The client had accrued a considerable number of windows task-scheduler batch-processes over time, but really did not have any documentation of what they all did. This exposed them to a number of risks; one of the most considerable being that in the event of a disaster, reconstruction of the task list could have been problematic. The client’s parent company were pushing through a number of resilience projects, and one thing they wanted was the batch processes to operate in something-like a clustered manner; if one server failed, another would take over.
Separate, but Integral
Due to scheduling constraints, we were confident that this was not going to be a project where ‘bells and whistles’ would be added; as soon as the system was functional, we would be moved onto other projects. So we wanted something that could be considered to be a separate sub-system, but to reduce overhead right-now, we could implement it in the main system’s database. Although the main system could conceptually query job-run data, we would not allow that to maintain distinct roles.

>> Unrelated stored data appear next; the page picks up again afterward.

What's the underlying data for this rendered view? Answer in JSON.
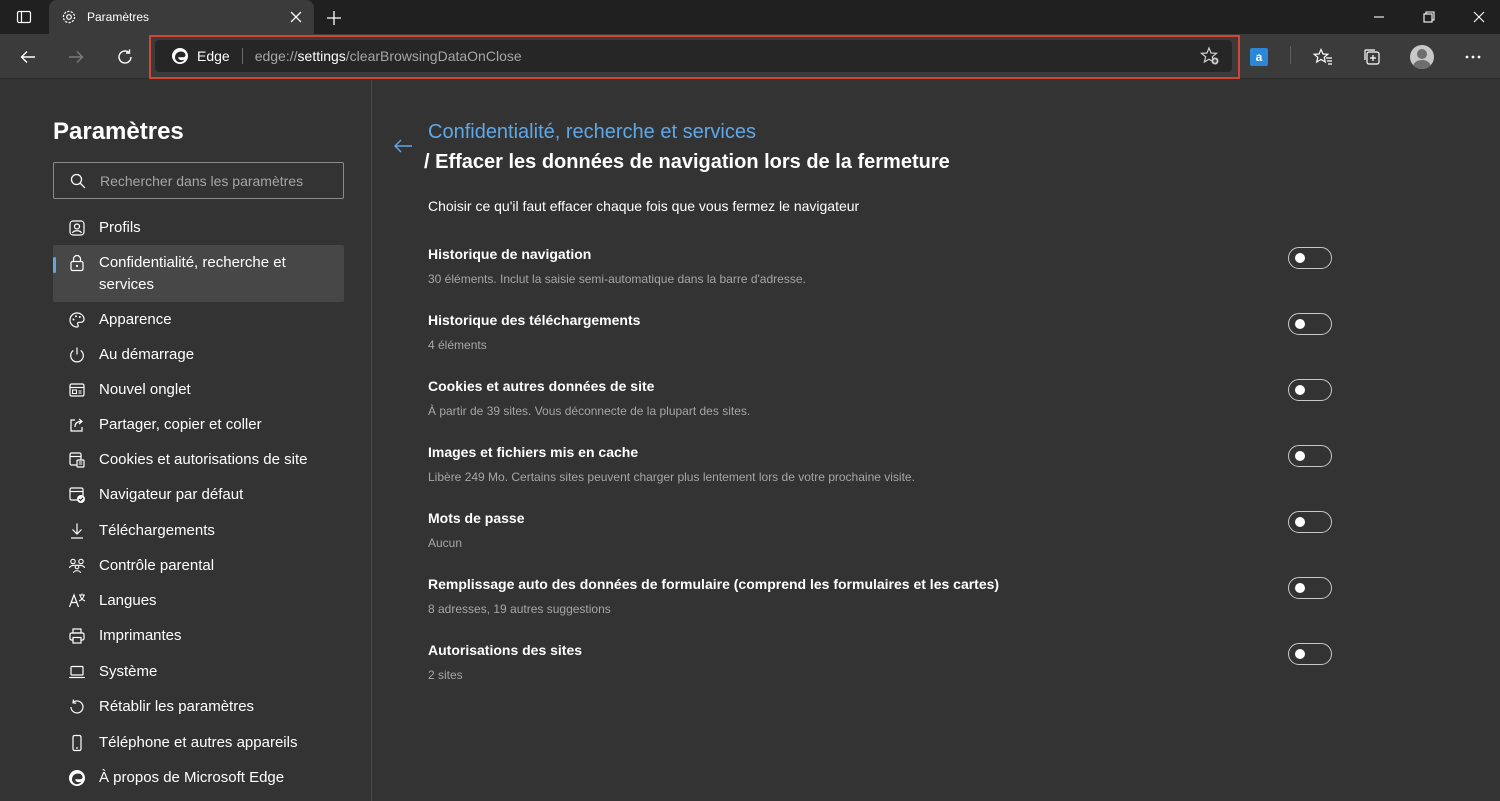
{
  "tab": {
    "title": "Paramètres"
  },
  "address": {
    "brand": "Edge",
    "url_prefix": "edge://",
    "url_bold": "settings",
    "url_suffix": "/clearBrowsingDataOnClose"
  },
  "extension": {
    "badge_letter": "a"
  },
  "sidebar": {
    "title": "Paramètres",
    "search_placeholder": "Rechercher dans les paramètres",
    "items": [
      {
        "label": "Profils",
        "icon": "profile-icon"
      },
      {
        "label": "Confidentialité, recherche et services",
        "icon": "lock-icon"
      },
      {
        "label": "Apparence",
        "icon": "palette-icon"
      },
      {
        "label": "Au démarrage",
        "icon": "power-icon"
      },
      {
        "label": "Nouvel onglet",
        "icon": "new-tab-icon"
      },
      {
        "label": "Partager, copier et coller",
        "icon": "share-icon"
      },
      {
        "label": "Cookies et autorisations de site",
        "icon": "cookie-icon"
      },
      {
        "label": "Navigateur par défaut",
        "icon": "browser-icon"
      },
      {
        "label": "Téléchargements",
        "icon": "download-icon"
      },
      {
        "label": "Contrôle parental",
        "icon": "family-icon"
      },
      {
        "label": "Langues",
        "icon": "language-icon"
      },
      {
        "label": "Imprimantes",
        "icon": "printer-icon"
      },
      {
        "label": "Système",
        "icon": "laptop-icon"
      },
      {
        "label": "Rétablir les paramètres",
        "icon": "reset-icon"
      },
      {
        "label": "Téléphone et autres appareils",
        "icon": "phone-icon"
      },
      {
        "label": "À propos de Microsoft Edge",
        "icon": "edge-icon"
      }
    ]
  },
  "main": {
    "breadcrumb_parent": "Confidentialité, recherche et services",
    "breadcrumb_current": "/ Effacer les données de navigation lors de la fermeture",
    "intro": "Choisir ce qu'il faut effacer chaque fois que vous fermez le navigateur",
    "options": [
      {
        "title": "Historique de navigation",
        "desc": "30 éléments. Inclut la saisie semi-automatique dans la barre d'adresse.",
        "enabled": false
      },
      {
        "title": "Historique des téléchargements",
        "desc": "4 éléments",
        "enabled": false
      },
      {
        "title": "Cookies et autres données de site",
        "desc": "À partir de 39 sites. Vous déconnecte de la plupart des sites.",
        "enabled": false
      },
      {
        "title": "Images et fichiers mis en cache",
        "desc": "Libère 249 Mo. Certains sites peuvent charger plus lentement lors de votre prochaine visite.",
        "enabled": false
      },
      {
        "title": "Mots de passe",
        "desc": "Aucun",
        "enabled": false
      },
      {
        "title": "Remplissage auto des données de formulaire (comprend les formulaires et les cartes)",
        "desc": "8 adresses, 19 autres suggestions",
        "enabled": false
      },
      {
        "title": "Autorisations des sites",
        "desc": "2 sites",
        "enabled": false
      }
    ]
  },
  "colors": {
    "accent": "#5fa8e8",
    "highlight_outline": "#d2452f",
    "background": "#333333"
  }
}
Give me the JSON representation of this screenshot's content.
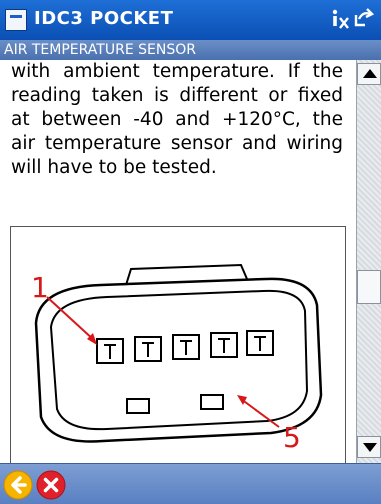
{
  "window": {
    "title": "IDC3 POCKET",
    "icons": [
      "info-tool-icon",
      "exit-icon"
    ]
  },
  "section": {
    "title": "AIR TEMPERATURE SENSOR"
  },
  "content": {
    "text": "with ambient temperature. If the reading taken is different or fixed at between -40 and +120°C, the air temperature sensor and wiring will have to be tested.",
    "figure": {
      "callout_1": "1",
      "callout_5": "5"
    }
  },
  "bottom_bar": {
    "buttons": [
      "back-arrow-icon",
      "close-icon"
    ],
    "colors": {
      "back": "#f6b300",
      "close": "#e0202a"
    }
  }
}
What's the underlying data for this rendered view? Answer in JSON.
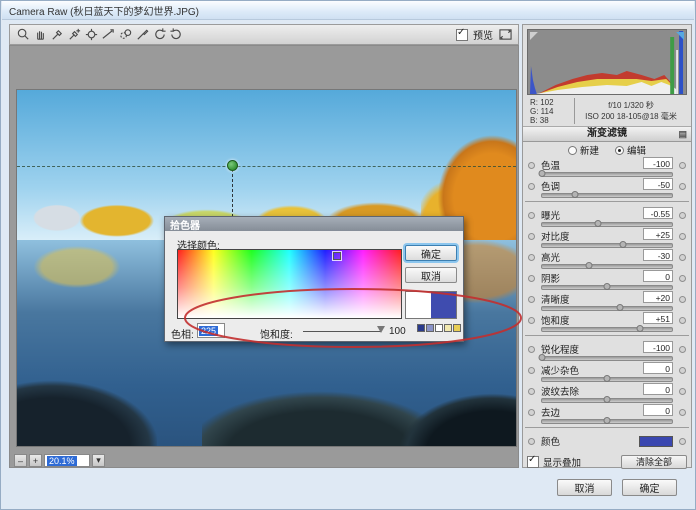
{
  "window": {
    "title": "Camera Raw (秋日蓝天下的梦幻世界.JPG)"
  },
  "toolbar": {
    "tools": [
      {
        "name": "zoom-tool",
        "icon": "zoom"
      },
      {
        "name": "hand-tool",
        "icon": "hand"
      },
      {
        "name": "white-balance-tool",
        "icon": "wb"
      },
      {
        "name": "color-sampler-tool",
        "icon": "sampler"
      },
      {
        "name": "targeted-adjustment-tool",
        "icon": "tat"
      },
      {
        "name": "straighten-tool",
        "icon": "straighten"
      },
      {
        "name": "spot-removal-tool",
        "icon": "spot"
      },
      {
        "name": "adjustment-brush-tool",
        "icon": "brush"
      },
      {
        "name": "rotate-left-tool",
        "icon": "rotl"
      },
      {
        "name": "rotate-right-tool",
        "icon": "rotr"
      }
    ],
    "preview_label": "预览",
    "preview_checked": true
  },
  "histogram": {
    "rgb": {
      "r": "R:  102",
      "g": "G:  114",
      "b": "B:  38"
    },
    "exif_line1": "f/10  1/320 秒",
    "exif_line2": "ISO 200  18-105@18 毫米"
  },
  "panel": {
    "title": "渐变滤镜",
    "radio_new": "新建",
    "radio_edit": "编辑",
    "radio_selected": "edit",
    "sliders": [
      {
        "key": "temperature",
        "label": "色温",
        "value": "-100",
        "pct": 0
      },
      {
        "key": "tint",
        "label": "色调",
        "value": "-50",
        "pct": 25
      },
      {
        "key": "exposure",
        "label": "曝光",
        "value": "-0.55",
        "pct": 43,
        "divider_before": true
      },
      {
        "key": "contrast",
        "label": "对比度",
        "value": "+25",
        "pct": 62
      },
      {
        "key": "highlights",
        "label": "高光",
        "value": "-30",
        "pct": 36
      },
      {
        "key": "shadows",
        "label": "阴影",
        "value": "0",
        "pct": 50
      },
      {
        "key": "clarity",
        "label": "清晰度",
        "value": "+20",
        "pct": 60
      },
      {
        "key": "saturation",
        "label": "饱和度",
        "value": "+51",
        "pct": 75
      },
      {
        "key": "sharpness",
        "label": "锐化程度",
        "value": "-100",
        "pct": 0,
        "divider_before": true
      },
      {
        "key": "noise-reduction",
        "label": "减少杂色",
        "value": "0",
        "pct": 50
      },
      {
        "key": "moire-reduction",
        "label": "波纹去除",
        "value": "0",
        "pct": 50
      },
      {
        "key": "defringe",
        "label": "去边",
        "value": "0",
        "pct": 50
      },
      {
        "key": "color",
        "label": "颜色",
        "type": "color",
        "swatch": "#3a47b0",
        "divider_before": true
      }
    ],
    "overlay_label": "显示叠加",
    "overlay_checked": true,
    "clear_all_label": "清除全部",
    "cancel_label": "取消",
    "ok_label": "确定"
  },
  "picker": {
    "title": "拾色器",
    "select_label": "选择颜色:",
    "ok_label": "确定",
    "cancel_label": "取消",
    "hue_label": "色相:",
    "hue_value": "225",
    "sat_label": "饱和度:",
    "sat_value": "100",
    "old_color": "#ffffff",
    "new_color": "#3f4caf",
    "mini_swatches": [
      "#2a3a8c",
      "#8a93c8",
      "#ffffff",
      "#f2e9b0",
      "#e9cf55"
    ]
  },
  "zoombar": {
    "minus": "–",
    "plus": "+",
    "level": "20.1%"
  },
  "colors": {
    "annotation": "#c22f2f",
    "pin": "#3f9c3f"
  }
}
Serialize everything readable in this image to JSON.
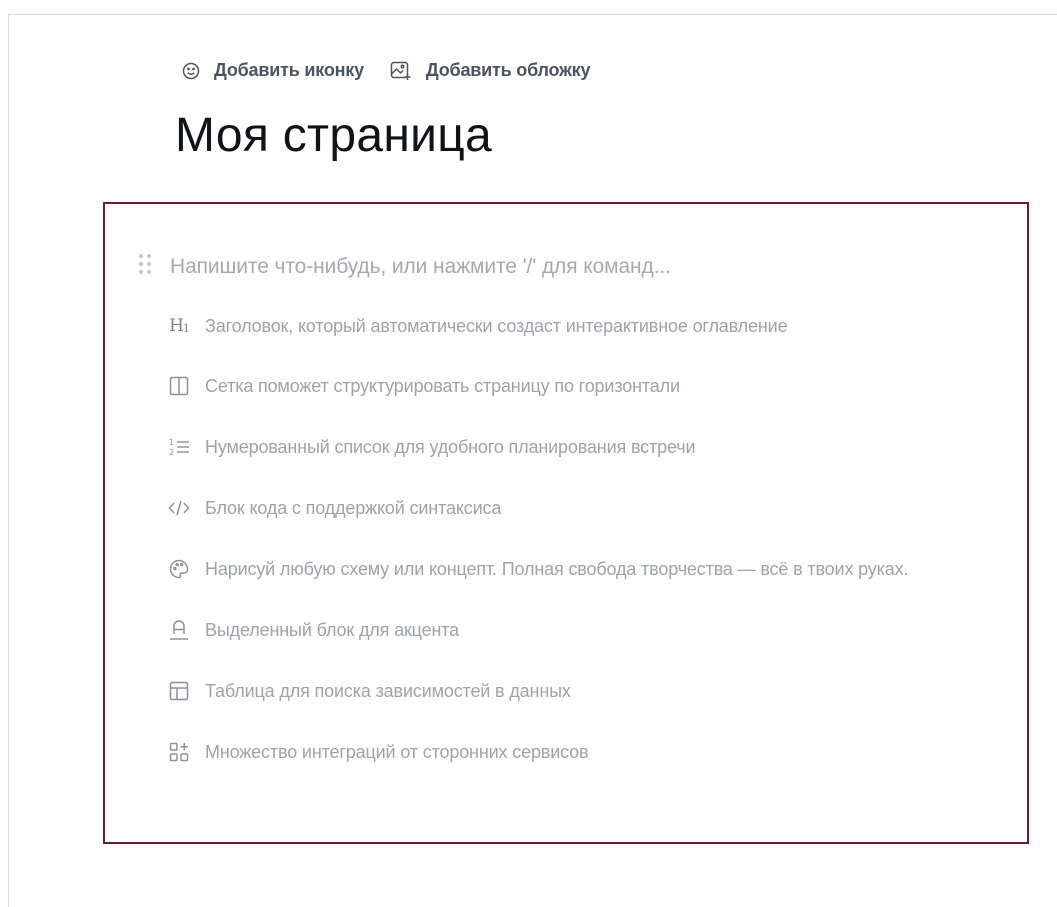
{
  "header": {
    "add_icon_label": "Добавить иконку",
    "add_cover_label": "Добавить обложку"
  },
  "page": {
    "title": "Моя страница"
  },
  "editor": {
    "placeholder": "Напишите что-нибудь, или нажмите '/' для команд...",
    "hints": [
      {
        "icon": "heading-icon",
        "text": "Заголовок, который автоматически создаст интерактивное оглавление"
      },
      {
        "icon": "columns-icon",
        "text": "Сетка поможет структурировать страницу по горизонтали"
      },
      {
        "icon": "numbered-list-icon",
        "text": "Нумерованный список для удобного планирования встречи"
      },
      {
        "icon": "code-icon",
        "text": "Блок кода с поддержкой синтаксиса"
      },
      {
        "icon": "palette-icon",
        "text": "Нарисуй любую схему или концепт. Полная свобода творчества — всё в твоих руках."
      },
      {
        "icon": "highlight-icon",
        "text": "Выделенный блок для акцента"
      },
      {
        "icon": "table-icon",
        "text": "Таблица для поиска зависимостей в данных"
      },
      {
        "icon": "integrations-icon",
        "text": "Множество интеграций от сторонних сервисов"
      }
    ]
  },
  "colors": {
    "frame_border": "#6b1a3a",
    "title": "#111318",
    "hint_text": "#9ea3ab",
    "action_text": "#4d5360"
  }
}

We also needed a system that could work for multiple different environments on a single server, and we felt that precluded the use of a Windows Service (where you can run only a single service of a given name).
Choosing Strategies
We developed the scheduler processes to use the database as their data-store, and we used Named Pipes to connect the client ‘Controller’ processes to the schedulers. Although the initial interactions with the schedulers were to be with command-line interfaces, communication layers were separated into distinct libraries so that it would be relatively easy to add controller UI’s embedded in the administrative pages of the application’s main website. In addition, while running processes would only ever be done by a single ‘primary’ scheduler, the code was written so that any number of servers could collaborate in this way.
In Practice
In nearly two years of this system running, the pairs of schedulers have behaved very well. As we suspected, further development on the system has been very limited, so some of the promise has not been fulfilled, but the business now has several areas of functionality they did not have before:
- A single structured and up to date list of jobs that are run;
- Resilience in the face of hardware errors and intermittent downtime such as operating system patches;
- Daily reports on jobs which ran, and which failed (or exited with an unusual code);
- Weekly reports on jobs which have trends in their runtimes which are concerning.
Overall, we think the development was very worthwhile, but it is always a little sad to see a project not continue and grow to fulfil the hopes you had for it. One especial shortcoming is that new jobs currently have to be added by SQL to insert a new Job record; and we had hoped this would have been possible via a UI by now (either the Controller command-line application, or in a website).